Ausweichquartier Parlament
ORF.at/Christian Öser
Nationalrat

Ungewöhnliche Allianzen und neue Kosten

Der Kehraus im Nationalrat, bei dem zahlreiche Gesetze beschlossen wurden, hat am Dienstag und Mittwoch ungewöhnliche Allianzen unter den Parteien gebracht. Die von den Parlamentariern und Parlamentarierinnen gefassten Beschlüsse sorgen auch für neue Kosten.

Das freie Spiel der Kräfte ließ so machen Politexperten an mögliche Zusammenarbeiten nach der Nationalratswahl am 29. September denken. So stimmten etwa beim Glyphosatverbot SPÖ und der ehemalige ÖVP-Regierungspartner FPÖ mit NEOS und JETZT gegen die Volkspartei. Auch beim Papamonat ergab sich eine Allianz von SPÖ und FPÖ gegen die ÖVP.

Eine Annäherung oder gar ein Vorspiel zu einer möglichen Koalition wie von der ÖVP immer wieder vorgebracht wollen allerdings darin weder SPÖ noch FPÖ sehen. Zu groß sind auch sonst die Differenzen zwischen Rot und Blau, wie man vonseiten der SPÖ nicht müde wird zu betonen.

Grafik zu Beschlüssen im Nationalrat
Grafik: APA/ORF.at; Quelle: APA/BMF

Bösch: „Bizarrer“ Schulterschluss mit SPÖ

„Durchaus bemerkenswert“ war laut „Kurier“ ein Entschließungsantrag von SPÖ und FPÖ in Sachen Bundesheer. Hier soll es zu einer finanziellen Aufstockung des Budgets kommen. 800 Millionen soll das Heer in den nächsten zwei Jahren zusätzlich bekommen. Der Abänderungsantrag war mit Verteidigungsminister Thomas Starlinger abgesprochen. Es sei ein verbindlicher Arbeitsauftrag an die Bundesregierung, zitierte der „Kurier“ SPÖ-Verteidigungssprecher Rudolf Plessl.

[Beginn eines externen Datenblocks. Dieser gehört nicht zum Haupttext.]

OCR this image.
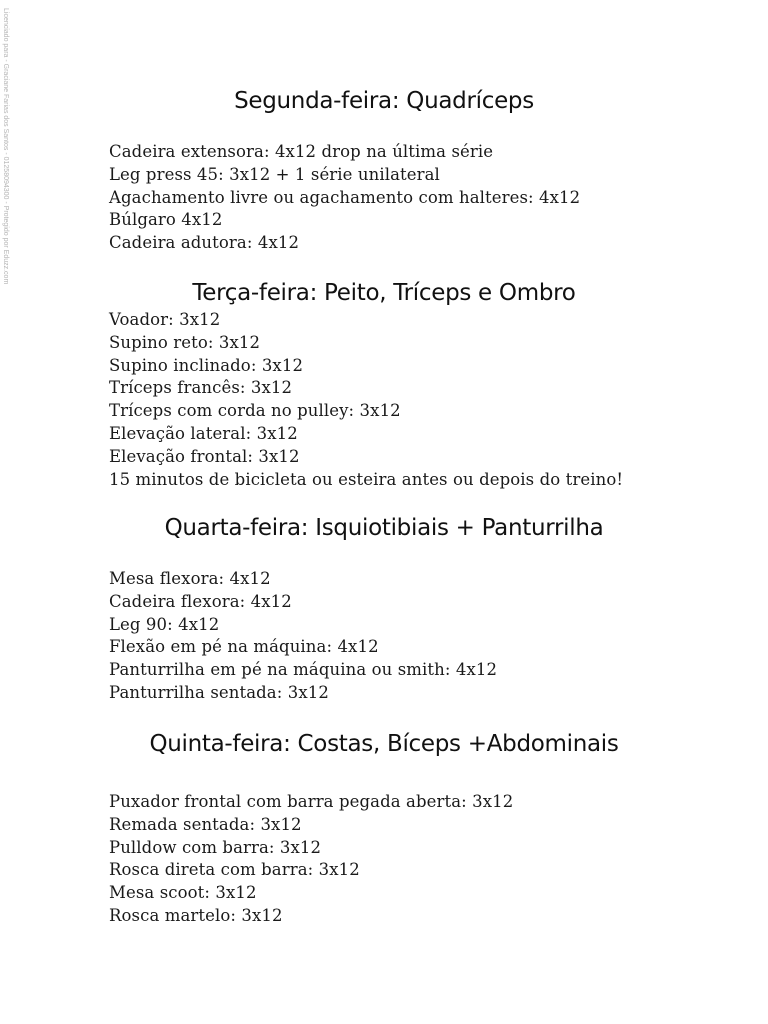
Licenciado para - Graciane Farias dos Santos - 01258094300 - Protegido por Eduzz.com	Segunda-feira: Quadríceps
Cadeira extensora: 4x12 drop na última série
Leg press 45: 3x12 + 1 série unilateral
Agachamento livre ou agachamento com halteres: 4x12
Búlgaro 4x12
Cadeira adutora: 4x12
Terça-feira: Peito, Tríceps e Ombro
Voador: 3x12
Supino reto: 3x12
Supino inclinado: 3x12
Tríceps francês: 3x12
Tríceps com corda no pulley: 3x12
Elevação lateral: 3x12
Elevação frontal: 3x12
15 minutos de bicicleta ou esteira antes ou depois do treino!
Quarta-feira: Isquiotibiais + Panturrilha
Mesa flexora: 4x12
Cadeira flexora: 4x12
Leg 90: 4x12
Flexão em pé na máquina: 4x12
Panturrilha em pé na máquina ou smith: 4x12
Panturrilha sentada: 3x12
Quinta-feira: Costas, Bíceps +Abdominais
Puxador frontal com barra pegada aberta: 3x12
Remada sentada: 3x12
Pulldow com barra: 3x12
Rosca direta com barra: 3x12
Mesa scoot: 3x12
Rosca martelo: 3x12
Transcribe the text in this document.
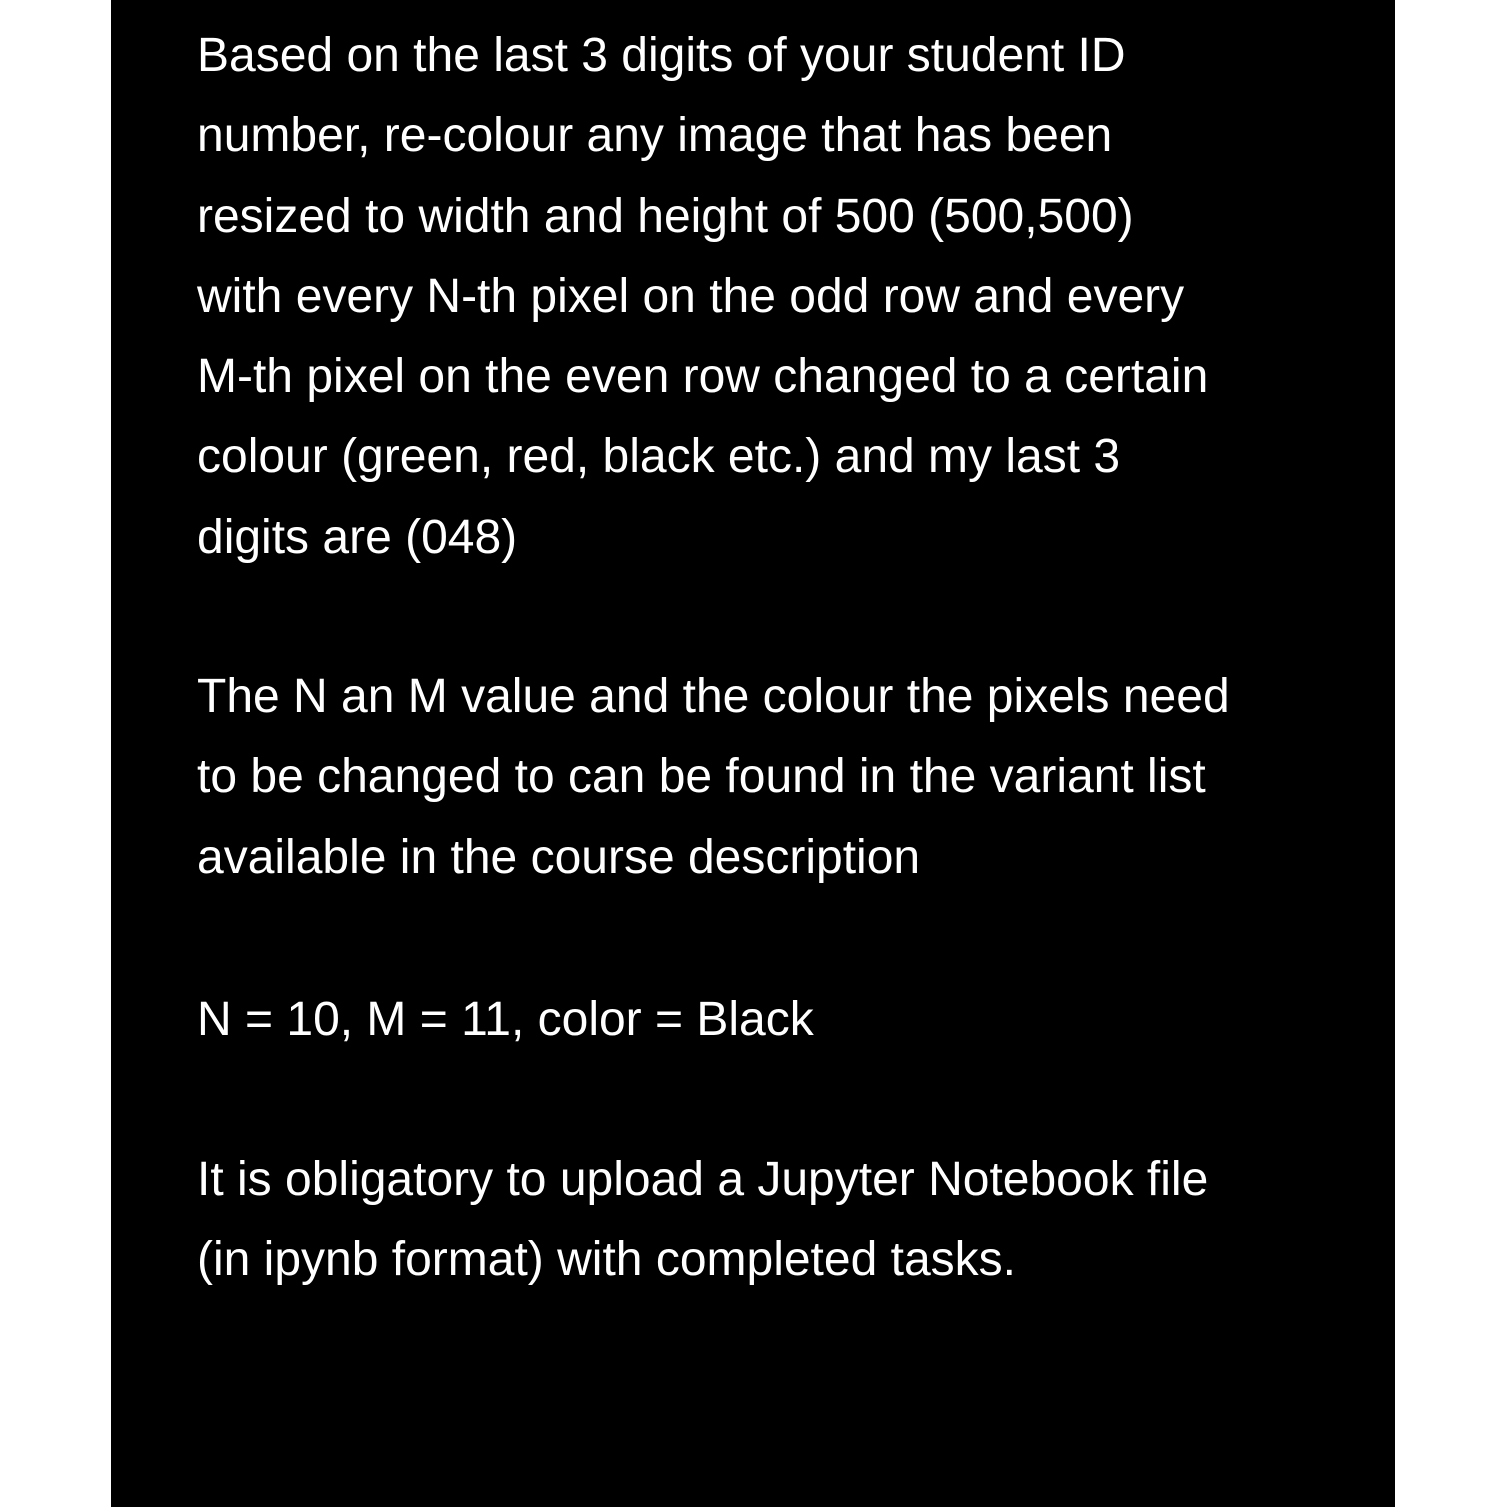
Based on the last 3 digits of your student ID
number, re-colour any image that has been
resized to width and height of 500 (500,500)
with every N-th pixel on the odd row and every
M-th pixel on the even row changed to a certain
colour (green, red, black etc.) and my last 3
digits are (048)

The N an M value and the colour the pixels need
to be changed to can be found in the variant list
available in the course description

N = 10, M = 11, color = Black

It is obligatory to upload a Jupyter Notebook file
(in ipynb format) with completed tasks.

Auch FPÖ-Verteidigungssprecher Reinhard Bösch zeigte sich „hocherfreut“. Den Schulterschluss mit der SPÖ hält er allerdings für „bizarr“, wie er dem „Kurier“ sagte. Denn die Anhebung des Heeresbudgets sei ursprünglich zwischen ÖVP und FPÖ vereinbart gewesen. „Aber die ÖVP hielt sich nicht daran“, zitierte der „Kurier“ Bösch. „Und daher beschließen wir als FPÖ jetzt mit der damaligen Oppositionspartei SPÖ ein türkis-blaues Vorhaben.“ Ob es tatsächlich zu der finanziellen Aufstockung kommt, sei dahingestellt. Mit der neuen Regierung nach der Nationalratswahl, also dem Ende der Legislaturperiode, erlischt laut „Kurier“ auch der Entschließungsantrag.

Abgestimmt wurde auch über die Anrechnung von Karenzzeiten, die Erhöhung des Pflegegeldes und über ein Plastiksackerlverbot. Bei allen diesen Neuerungen herrschte wie auch beim Wasserschutz in der Verfassung, dem Bonus für freiwillige Helfer und dem Ausbau der Ganztagsschule Einigkeit und Einstimmigkeit unter den Parteien.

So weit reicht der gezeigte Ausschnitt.